Раз в неделю бабушка протапливала камин, в который был вмурован большой котел – таким образом нагревалась вода. Баня отапливалась по-черному – это когда дым идет в помещение парилки и выходит через открытую дверь и маленькое оконце. Когда прогорали дрова и выветривался дым, можно было мыться. Так как я считался ребенком,
Но сейчас было лето, август. После чаепития бабушка пошла в хлев проверить, как там корова, овцы и куры. Назавтра планировалось зарубить старого петуха, так как уже подрос молодой петушок и они конфликтовали друг с другом. От старости петух выжил из ума, начинал кричать в три часа ночи и потом каждый час. Обычно живность в деревне губили мужчины, но за отсутствием оного бабушка возложила эту функцию на меня. Я ни разу до этого крупнее комара никого не убивал и был очень горд, что эту престижную работу доверили мне. Утром сообща отловили петуха, бабушка дала мне топор и проинструктировала, как правильно выполнить экзекуцию, а сама ушла по хозяйственным делам. Тетя пошла в огород подкопать молодой картошки: планировалось приготовить наваристый суп из выбранной жертвы. Я положил петуха на деревянную колоду и точным взмахом топора, как и учила баба Лиза, отрубил несчастному голову. До этого я помогал бабушке заготавливать дрова для летней печки, это был хворост, во всяком случае опыт работы с топором у меня был.

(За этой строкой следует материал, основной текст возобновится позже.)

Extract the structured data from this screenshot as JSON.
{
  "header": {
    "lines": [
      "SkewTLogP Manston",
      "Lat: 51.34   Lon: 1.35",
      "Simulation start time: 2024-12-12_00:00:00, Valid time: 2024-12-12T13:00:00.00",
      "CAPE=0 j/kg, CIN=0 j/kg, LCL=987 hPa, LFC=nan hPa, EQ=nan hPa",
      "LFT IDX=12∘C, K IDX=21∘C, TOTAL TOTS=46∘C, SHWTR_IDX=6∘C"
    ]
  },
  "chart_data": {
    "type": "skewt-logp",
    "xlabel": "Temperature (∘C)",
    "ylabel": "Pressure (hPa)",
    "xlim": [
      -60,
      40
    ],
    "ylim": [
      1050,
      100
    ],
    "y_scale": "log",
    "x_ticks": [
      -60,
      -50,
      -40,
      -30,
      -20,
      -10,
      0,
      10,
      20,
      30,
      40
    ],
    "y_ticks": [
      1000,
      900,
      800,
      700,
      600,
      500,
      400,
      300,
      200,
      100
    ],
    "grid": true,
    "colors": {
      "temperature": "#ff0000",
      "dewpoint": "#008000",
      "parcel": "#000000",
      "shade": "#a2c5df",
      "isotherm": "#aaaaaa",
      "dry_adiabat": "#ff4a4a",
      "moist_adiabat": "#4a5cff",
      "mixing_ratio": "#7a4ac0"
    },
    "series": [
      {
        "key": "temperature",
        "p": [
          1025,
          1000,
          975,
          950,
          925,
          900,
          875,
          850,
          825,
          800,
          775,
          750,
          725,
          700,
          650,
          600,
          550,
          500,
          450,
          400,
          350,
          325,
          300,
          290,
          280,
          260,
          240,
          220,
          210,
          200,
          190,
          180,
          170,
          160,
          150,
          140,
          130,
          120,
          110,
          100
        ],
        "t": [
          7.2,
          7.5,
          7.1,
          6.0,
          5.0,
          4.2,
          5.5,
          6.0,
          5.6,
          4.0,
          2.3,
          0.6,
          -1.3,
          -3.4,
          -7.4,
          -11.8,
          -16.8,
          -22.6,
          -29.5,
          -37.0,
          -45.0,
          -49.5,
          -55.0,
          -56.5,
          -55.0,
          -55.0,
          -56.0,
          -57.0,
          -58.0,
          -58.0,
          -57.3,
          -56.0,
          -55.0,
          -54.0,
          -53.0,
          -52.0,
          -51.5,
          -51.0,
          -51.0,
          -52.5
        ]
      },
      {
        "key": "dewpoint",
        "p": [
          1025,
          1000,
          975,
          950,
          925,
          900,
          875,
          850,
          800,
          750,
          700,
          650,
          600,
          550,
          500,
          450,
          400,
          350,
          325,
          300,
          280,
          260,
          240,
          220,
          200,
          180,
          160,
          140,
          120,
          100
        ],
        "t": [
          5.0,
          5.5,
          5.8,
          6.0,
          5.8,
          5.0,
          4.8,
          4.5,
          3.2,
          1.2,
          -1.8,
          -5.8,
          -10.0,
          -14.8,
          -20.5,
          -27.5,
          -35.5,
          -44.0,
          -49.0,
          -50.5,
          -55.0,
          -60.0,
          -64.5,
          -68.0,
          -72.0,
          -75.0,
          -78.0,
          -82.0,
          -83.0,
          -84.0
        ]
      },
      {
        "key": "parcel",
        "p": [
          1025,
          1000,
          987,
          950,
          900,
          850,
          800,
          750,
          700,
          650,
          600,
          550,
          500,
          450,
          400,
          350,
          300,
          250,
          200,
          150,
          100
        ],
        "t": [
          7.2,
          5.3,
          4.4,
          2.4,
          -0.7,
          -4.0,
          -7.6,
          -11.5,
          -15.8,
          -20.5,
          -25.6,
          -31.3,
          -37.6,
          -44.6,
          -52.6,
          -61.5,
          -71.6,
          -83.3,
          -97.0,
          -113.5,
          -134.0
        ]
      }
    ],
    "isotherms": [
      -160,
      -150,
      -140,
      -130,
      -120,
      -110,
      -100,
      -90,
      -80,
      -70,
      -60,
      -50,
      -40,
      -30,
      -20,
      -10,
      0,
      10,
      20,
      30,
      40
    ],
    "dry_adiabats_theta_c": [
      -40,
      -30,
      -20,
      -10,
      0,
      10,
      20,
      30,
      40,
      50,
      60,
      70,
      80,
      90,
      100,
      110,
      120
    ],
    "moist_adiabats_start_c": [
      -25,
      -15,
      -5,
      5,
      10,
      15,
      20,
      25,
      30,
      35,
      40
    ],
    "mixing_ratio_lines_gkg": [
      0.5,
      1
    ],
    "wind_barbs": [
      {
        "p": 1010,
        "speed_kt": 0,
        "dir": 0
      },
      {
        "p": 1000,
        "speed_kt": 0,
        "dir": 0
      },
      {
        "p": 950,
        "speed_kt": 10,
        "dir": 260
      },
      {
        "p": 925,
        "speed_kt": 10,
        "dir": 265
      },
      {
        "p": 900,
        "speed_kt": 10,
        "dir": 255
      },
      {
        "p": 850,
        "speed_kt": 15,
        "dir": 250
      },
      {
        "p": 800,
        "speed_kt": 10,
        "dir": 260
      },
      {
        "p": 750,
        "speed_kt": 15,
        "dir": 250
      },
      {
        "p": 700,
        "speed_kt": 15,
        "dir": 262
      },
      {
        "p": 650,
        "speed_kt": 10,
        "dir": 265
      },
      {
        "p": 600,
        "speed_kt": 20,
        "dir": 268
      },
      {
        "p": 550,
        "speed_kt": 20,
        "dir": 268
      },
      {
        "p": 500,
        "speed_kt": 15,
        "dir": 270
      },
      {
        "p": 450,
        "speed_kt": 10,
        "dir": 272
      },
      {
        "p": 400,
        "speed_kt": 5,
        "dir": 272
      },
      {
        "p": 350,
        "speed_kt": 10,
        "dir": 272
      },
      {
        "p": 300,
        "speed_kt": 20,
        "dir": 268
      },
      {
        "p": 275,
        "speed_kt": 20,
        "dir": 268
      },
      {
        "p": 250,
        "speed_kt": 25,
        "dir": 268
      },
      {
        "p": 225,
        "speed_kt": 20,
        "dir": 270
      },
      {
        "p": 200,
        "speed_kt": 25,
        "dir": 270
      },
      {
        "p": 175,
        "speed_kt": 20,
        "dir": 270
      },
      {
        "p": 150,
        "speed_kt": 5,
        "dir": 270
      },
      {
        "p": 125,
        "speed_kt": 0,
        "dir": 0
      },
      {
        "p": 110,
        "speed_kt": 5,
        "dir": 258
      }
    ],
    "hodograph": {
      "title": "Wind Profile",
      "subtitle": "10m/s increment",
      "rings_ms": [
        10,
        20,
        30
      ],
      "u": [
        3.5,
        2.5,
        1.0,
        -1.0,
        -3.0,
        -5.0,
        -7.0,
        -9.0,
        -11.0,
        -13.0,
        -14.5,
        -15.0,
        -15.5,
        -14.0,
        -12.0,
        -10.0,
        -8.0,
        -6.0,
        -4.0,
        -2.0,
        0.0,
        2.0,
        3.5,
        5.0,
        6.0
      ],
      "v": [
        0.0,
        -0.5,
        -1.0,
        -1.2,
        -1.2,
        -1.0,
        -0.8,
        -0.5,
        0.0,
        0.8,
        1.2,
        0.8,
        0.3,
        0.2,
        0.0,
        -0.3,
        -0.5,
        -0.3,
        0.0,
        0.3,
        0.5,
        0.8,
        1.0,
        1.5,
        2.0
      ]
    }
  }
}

Я планировал отнести тело казненного на летнюю кухню и отчитаться перед бабушкой и тетей о доблестно выполненной работе. Но, к моему ужасу, петух, лишившись головы, шустро побежал сам, а из шеи пульсирующей струей хлестала кровь. Он бегал по двору так быстро, как не бегал при жизни. Я стал кричать как оглашенный: ”Держите его!”, а сам, с топором в руке, стал бегать за петухом. Из хлева выбежала баба Лиза, отняла у меня топор, осмотрела меня со всех сторон и, убедившись, что я не пострадал, пошла ловить петуха, который уже не бежал как стайер, а шёл короткими шажками, заваливаясь на левый бок. Потом этот куриный зомби упал и окончательно затих.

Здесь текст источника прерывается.